Mijn ‘geloof’?! Draaien en keren had ik alleszins gedaan. Want hoe meer ik me met mantra’s in het Sanskriet bezighoud en me verdiep in de yogafilosofie die ermee samenhangt, hoe meer ik mezelf betrap op een woordenschat en concepten waarvan ik als zelfverklaarde atheïst eigenlijk huiver. Ik spreek over ‘roeping’, over ‘het goddelijke’, ja af en toe durf ik zelfs het woord ‘God’ in de mond nemen…

Muziek is door de eeuwen heen ongetwijfeld een van de kunstvormen die het meest doordrongen is van religie. Of we nu denken aan door de christelijke traditie geïnspireerde klassieke meesterwerken, synagogale muziek, Islamitische religieuze composities of in het Boeddhisme of Hindoeïsme gewortelde muziekvormen, religieuze muziek is overal. Tot vandaag wordt muziek gecomponeerd of uitgevoerd om een stem te verlenen aan een religieuze traditie, auteurs spreken over ‘goddelijke inspiratie’ en muziek is voor menig luisteraar de poort naar een religieuze ervaring.

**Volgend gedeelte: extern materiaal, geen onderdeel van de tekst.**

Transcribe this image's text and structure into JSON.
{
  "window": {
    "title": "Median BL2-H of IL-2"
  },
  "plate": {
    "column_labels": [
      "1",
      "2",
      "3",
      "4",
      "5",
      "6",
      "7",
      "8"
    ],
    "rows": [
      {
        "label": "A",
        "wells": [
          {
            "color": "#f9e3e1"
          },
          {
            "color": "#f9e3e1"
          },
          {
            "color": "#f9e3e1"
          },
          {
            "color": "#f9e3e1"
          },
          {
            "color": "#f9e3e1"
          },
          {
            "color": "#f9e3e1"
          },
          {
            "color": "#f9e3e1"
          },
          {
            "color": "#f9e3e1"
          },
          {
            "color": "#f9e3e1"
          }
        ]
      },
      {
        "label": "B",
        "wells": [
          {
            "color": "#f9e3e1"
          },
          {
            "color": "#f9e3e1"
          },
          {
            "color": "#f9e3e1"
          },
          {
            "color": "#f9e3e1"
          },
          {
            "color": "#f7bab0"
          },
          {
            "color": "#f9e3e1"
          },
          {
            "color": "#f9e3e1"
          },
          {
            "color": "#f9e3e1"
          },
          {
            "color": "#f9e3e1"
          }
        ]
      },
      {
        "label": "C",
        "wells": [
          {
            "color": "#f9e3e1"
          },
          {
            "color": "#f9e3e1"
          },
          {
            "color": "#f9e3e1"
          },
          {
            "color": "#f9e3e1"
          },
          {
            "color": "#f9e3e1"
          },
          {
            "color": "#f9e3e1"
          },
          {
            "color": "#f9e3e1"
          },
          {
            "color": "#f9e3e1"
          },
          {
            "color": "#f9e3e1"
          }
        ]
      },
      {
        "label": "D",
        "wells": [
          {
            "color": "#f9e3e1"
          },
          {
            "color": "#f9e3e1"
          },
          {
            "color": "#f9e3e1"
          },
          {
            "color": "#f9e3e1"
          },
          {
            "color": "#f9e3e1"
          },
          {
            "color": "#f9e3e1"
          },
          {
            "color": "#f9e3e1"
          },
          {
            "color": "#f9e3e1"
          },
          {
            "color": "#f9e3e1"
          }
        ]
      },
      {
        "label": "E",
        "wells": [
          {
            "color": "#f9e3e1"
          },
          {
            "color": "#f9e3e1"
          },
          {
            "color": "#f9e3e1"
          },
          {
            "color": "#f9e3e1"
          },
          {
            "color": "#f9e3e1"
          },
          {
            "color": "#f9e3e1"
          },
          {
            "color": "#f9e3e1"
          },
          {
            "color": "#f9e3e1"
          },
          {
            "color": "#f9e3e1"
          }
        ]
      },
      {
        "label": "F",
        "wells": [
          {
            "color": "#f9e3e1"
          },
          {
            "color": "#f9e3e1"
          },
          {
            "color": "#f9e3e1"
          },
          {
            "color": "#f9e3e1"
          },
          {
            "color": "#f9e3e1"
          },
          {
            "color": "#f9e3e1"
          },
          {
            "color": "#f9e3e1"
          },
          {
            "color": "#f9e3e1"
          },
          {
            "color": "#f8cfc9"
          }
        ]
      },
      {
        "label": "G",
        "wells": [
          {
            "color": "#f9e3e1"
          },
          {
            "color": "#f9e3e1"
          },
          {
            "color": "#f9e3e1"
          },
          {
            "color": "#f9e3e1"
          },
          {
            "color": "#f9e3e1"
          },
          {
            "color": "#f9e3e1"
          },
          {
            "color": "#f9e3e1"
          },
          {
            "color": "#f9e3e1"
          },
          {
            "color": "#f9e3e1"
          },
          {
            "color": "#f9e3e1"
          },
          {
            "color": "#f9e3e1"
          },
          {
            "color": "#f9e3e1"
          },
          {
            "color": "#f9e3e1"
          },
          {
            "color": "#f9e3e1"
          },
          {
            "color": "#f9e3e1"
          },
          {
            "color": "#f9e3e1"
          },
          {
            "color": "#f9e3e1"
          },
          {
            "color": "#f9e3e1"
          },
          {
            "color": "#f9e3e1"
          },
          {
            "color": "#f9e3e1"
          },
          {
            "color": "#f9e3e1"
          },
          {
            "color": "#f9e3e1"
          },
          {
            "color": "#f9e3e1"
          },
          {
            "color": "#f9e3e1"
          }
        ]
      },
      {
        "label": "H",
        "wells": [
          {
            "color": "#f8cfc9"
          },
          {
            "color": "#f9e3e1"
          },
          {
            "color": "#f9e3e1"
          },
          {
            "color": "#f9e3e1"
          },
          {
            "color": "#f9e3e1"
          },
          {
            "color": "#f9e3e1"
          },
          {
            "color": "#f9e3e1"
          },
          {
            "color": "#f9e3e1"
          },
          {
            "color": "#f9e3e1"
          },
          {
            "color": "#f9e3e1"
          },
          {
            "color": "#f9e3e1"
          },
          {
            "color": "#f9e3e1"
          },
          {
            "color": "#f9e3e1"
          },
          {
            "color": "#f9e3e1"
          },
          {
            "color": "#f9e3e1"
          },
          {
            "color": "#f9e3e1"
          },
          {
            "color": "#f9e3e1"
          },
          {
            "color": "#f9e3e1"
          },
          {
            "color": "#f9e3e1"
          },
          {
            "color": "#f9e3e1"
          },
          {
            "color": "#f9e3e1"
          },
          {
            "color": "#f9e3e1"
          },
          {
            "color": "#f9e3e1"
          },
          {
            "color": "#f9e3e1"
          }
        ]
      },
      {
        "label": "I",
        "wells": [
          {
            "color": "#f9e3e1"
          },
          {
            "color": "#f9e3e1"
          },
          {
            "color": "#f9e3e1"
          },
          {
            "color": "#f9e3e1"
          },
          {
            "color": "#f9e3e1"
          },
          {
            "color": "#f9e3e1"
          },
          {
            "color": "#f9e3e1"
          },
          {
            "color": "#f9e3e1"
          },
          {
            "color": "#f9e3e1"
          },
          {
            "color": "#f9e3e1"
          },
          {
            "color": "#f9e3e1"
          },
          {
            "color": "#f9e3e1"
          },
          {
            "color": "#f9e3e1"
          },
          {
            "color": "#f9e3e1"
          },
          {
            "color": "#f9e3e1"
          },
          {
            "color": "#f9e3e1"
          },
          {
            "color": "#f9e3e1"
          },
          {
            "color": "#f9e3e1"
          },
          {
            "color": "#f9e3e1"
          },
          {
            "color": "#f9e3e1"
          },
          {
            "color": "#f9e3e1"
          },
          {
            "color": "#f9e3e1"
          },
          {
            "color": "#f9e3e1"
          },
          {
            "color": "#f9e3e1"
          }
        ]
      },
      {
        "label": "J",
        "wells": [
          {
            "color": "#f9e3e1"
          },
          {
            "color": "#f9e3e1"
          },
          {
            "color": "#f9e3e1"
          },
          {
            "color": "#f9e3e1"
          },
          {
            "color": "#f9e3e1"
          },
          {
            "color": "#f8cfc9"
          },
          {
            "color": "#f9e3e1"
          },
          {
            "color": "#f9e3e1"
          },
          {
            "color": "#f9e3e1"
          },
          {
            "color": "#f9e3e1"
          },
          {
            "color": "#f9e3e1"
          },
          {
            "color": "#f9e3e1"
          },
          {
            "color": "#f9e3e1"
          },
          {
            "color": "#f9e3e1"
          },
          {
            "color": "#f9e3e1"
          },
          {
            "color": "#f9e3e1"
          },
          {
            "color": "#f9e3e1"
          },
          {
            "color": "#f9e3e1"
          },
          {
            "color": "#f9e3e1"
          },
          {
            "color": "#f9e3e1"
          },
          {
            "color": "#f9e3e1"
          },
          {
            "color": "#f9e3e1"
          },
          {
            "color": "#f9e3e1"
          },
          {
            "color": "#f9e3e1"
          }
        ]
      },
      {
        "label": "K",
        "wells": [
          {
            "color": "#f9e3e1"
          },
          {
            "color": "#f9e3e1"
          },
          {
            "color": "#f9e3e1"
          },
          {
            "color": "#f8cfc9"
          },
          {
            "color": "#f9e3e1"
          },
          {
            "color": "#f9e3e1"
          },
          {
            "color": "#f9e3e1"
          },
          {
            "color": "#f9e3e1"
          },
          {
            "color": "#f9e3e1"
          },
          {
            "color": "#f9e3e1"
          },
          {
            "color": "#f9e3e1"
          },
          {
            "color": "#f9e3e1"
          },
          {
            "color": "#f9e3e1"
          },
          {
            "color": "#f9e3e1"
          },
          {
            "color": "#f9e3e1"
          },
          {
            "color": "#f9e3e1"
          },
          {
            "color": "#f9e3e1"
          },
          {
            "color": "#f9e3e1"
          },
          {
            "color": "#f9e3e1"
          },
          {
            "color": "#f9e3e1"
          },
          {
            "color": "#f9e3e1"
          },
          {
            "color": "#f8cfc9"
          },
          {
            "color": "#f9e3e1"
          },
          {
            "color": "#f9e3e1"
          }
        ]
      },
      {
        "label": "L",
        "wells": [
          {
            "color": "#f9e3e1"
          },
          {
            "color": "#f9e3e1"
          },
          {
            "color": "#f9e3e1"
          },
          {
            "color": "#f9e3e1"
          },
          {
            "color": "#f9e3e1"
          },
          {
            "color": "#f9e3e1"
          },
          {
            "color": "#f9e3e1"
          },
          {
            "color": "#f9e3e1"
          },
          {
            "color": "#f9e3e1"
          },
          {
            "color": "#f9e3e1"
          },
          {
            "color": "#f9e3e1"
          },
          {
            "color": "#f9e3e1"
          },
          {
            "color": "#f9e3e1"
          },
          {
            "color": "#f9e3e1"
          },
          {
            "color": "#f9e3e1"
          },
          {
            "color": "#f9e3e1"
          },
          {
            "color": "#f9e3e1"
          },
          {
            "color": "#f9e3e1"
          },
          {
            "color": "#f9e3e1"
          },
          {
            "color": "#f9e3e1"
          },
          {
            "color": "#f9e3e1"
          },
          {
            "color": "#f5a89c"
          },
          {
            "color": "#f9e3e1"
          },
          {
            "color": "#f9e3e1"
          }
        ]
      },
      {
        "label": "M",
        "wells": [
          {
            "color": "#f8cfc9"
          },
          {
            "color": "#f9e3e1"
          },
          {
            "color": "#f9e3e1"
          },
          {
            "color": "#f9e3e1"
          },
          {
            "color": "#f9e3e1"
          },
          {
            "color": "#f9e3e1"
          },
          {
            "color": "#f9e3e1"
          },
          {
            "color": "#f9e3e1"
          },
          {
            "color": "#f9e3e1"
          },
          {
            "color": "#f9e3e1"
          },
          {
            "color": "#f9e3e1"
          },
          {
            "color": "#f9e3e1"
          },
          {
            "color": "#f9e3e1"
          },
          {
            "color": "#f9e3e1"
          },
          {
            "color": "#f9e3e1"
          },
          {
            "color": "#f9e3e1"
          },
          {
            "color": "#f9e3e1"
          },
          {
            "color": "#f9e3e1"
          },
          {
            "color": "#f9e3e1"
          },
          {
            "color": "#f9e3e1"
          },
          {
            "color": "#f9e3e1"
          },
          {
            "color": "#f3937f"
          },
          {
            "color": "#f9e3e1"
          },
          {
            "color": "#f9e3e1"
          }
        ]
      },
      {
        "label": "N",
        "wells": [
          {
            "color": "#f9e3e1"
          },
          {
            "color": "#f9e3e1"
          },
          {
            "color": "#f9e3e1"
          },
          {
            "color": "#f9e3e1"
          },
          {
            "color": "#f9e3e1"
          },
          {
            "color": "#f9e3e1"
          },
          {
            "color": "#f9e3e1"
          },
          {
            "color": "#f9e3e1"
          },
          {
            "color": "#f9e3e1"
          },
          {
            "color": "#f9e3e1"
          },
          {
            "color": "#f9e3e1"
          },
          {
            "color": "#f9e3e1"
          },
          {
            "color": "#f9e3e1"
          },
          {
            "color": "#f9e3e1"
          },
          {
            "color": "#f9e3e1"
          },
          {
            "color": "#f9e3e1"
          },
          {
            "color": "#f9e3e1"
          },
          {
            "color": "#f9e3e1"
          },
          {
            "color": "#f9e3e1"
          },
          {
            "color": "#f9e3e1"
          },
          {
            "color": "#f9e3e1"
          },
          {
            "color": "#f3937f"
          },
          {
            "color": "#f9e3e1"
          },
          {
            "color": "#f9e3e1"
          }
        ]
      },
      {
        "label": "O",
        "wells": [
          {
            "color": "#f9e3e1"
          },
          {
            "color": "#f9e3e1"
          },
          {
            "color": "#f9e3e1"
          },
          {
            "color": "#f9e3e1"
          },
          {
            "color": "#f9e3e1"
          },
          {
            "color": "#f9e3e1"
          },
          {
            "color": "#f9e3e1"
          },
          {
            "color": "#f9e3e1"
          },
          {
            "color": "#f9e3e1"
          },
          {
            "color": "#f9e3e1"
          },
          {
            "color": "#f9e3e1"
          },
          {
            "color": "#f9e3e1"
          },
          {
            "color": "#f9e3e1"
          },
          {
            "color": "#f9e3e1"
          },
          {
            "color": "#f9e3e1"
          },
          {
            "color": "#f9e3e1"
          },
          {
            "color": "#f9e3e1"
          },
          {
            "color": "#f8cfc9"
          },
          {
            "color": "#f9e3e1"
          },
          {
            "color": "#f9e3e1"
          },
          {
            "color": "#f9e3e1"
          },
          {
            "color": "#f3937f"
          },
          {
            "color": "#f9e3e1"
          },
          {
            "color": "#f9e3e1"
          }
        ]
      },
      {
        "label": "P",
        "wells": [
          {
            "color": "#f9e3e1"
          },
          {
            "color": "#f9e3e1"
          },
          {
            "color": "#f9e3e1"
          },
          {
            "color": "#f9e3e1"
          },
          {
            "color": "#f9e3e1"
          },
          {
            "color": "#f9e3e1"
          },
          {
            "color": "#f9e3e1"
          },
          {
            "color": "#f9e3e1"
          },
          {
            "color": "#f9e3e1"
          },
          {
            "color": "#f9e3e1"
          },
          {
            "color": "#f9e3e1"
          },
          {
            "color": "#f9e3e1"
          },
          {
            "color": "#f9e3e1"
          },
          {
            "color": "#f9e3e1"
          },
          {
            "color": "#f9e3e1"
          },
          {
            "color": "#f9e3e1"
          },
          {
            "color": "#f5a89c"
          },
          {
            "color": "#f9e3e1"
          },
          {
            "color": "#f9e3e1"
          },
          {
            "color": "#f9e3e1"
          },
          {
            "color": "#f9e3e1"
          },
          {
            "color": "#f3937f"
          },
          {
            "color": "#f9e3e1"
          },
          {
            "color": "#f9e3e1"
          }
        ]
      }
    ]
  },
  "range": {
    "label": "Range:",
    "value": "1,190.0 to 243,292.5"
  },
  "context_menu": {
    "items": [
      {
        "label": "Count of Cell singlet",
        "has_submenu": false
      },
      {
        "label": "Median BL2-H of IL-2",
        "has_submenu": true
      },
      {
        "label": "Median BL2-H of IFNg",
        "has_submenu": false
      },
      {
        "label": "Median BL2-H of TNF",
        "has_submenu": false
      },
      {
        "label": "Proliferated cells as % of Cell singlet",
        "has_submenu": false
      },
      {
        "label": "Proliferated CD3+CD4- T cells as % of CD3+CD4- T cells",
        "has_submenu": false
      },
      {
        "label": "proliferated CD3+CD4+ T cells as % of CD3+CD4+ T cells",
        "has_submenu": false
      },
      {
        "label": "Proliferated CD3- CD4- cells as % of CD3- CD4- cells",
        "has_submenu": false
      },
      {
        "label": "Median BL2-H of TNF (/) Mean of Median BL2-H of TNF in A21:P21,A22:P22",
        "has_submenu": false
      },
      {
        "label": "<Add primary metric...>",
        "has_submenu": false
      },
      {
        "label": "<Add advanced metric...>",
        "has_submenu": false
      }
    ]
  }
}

In tijden waarin alles wat met oosterse spiritualiteit te maken heeft hoogtij viert, wint in het westen ook de ‘spirituele’ muziek aan populariteit. Van de crisis waarmee het mainstream muziekcircuit nog steeds te kampen heeft, is weinig te merken in wat met de groffe borstel onder de noemer ‘New Age’ samengekeerd wordt.

 

New Age platenlabels blijven nieuwe acts signeren, concerten van artiesten als Deva Premal & Miten zijn op een mum van tijd volledig uitverkocht en terwijl populaire muziek op grote schaal met een nooit eerder geziene vanzelfsprekendheid illegaal gedownload wordt, tellen fans van Krishna Das of Snatam Kaur zonder verpinken 20 euro neer voor een ouderwetse cd van hun spiritueel idool.

Propageren dat dit een teken is van een niet te ontkennen nood aan spirituele waarden in mijn overwegend a(nti)religieuze omgeving gaat misschien wat ver. En toch kan ik er niet omheen dat deze muziek voor mij persoonlijk vragen en beelden oproept die van de katholieke roots waarvan ik mijn volwassen leven lang weggelopen ben, misschien veel minder ver verwijderd liggen dan gedacht.

“Handen heb je om te geven, van je eigen overvloed…” zong ik als 10-jarige in de parochiekerk Onze-Lieve-Vrouw Koningin. Ik heb sindsdien een hele muzikale weg afgelegd, van Sint-Lutgardis via Sint-Michiel over Sint-Lambertus tot Sint-Ignatius. De heiligen moesten uiteindelijk plaats ruimen voor yoga en meditatie.

In 2009 schreef ik echter na afloop van een intense yogaworkshop de song “All I Have”, die uitgroeide tot een soort lijflied dat ik elke keer opnieuw vol overtuiging breng: “And all I want to do, is bow down to you, with open arms and say ‘take this’, for this is all I have and it was never mine to keep, this is all I have, take it, please”.

Is de cirkel rond? Geloof ik dan toch? En is muziek voor mij ondanks al mijn scepticisme een middel om dat geloof te beleven, er expressie aan te geven en dit met anderen te delen? Ik geloof het wel.